As Ed pointed out when the Court first agreed to take the case, not even the Republican primary debates are likely to have as much impact on the 2012 general election as this particular showdown between the liberal and conservative wings of the Supreme Court. And as the New York Post noted at the time, March dates allow plenty of time for a decision in late June, more than four months before Election Day.
In part because the GOP candidates all ostensibly agree about the course to pursue regarding Obamacare, the Affordable Care Act hasn’t necessarily received as much play in the GOP debates as it should have. But, as a reminder, a plurality of Americans still want the law repealed — and with good reason.
How is Obamacare wrong for America? Let me count the ways. The individual mandate is an intrusion on liberty, the tax increases are a drag on job creation and the employer mandate is a burden on businesses, to name just a few. Honestly accounted, the law is also a budget-buster.
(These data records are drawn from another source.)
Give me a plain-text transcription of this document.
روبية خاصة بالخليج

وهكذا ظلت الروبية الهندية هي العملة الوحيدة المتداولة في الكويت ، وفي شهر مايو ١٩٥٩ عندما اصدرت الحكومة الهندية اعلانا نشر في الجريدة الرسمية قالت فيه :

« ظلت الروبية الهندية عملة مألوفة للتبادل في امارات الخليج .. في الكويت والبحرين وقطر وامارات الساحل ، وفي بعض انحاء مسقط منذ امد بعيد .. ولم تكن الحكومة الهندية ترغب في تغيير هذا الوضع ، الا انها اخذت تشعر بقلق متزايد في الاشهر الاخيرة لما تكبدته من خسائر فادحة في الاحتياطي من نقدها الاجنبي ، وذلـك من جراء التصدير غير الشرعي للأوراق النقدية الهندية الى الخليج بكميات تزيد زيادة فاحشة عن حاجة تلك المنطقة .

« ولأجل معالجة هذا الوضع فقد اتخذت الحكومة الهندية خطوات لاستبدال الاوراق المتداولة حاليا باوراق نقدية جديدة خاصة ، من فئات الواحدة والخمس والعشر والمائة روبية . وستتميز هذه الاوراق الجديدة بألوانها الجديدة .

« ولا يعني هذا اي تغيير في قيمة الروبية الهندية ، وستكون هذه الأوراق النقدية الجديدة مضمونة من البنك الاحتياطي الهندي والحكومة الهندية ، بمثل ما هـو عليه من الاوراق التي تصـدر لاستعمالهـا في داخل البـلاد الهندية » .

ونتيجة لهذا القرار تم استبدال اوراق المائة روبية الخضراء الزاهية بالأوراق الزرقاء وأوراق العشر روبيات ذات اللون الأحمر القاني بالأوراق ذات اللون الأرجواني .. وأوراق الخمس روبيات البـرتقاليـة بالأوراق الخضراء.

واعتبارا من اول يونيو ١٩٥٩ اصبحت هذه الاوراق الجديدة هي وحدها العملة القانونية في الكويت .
The Supreme Court’s debate won’t touch most of that, but, if it decides the individual mandate is unconstitutional and decides it’s not severable from the rest of the law, Obamacare will effectively be dead. That alone would be worth celebrating — but the perception of Obama that that decision would create — that he’s a careless-of-the-Constitution president — might actually have the longer-lasting impact on the law and politics if it helped to lead to a loss for the incumbent in November.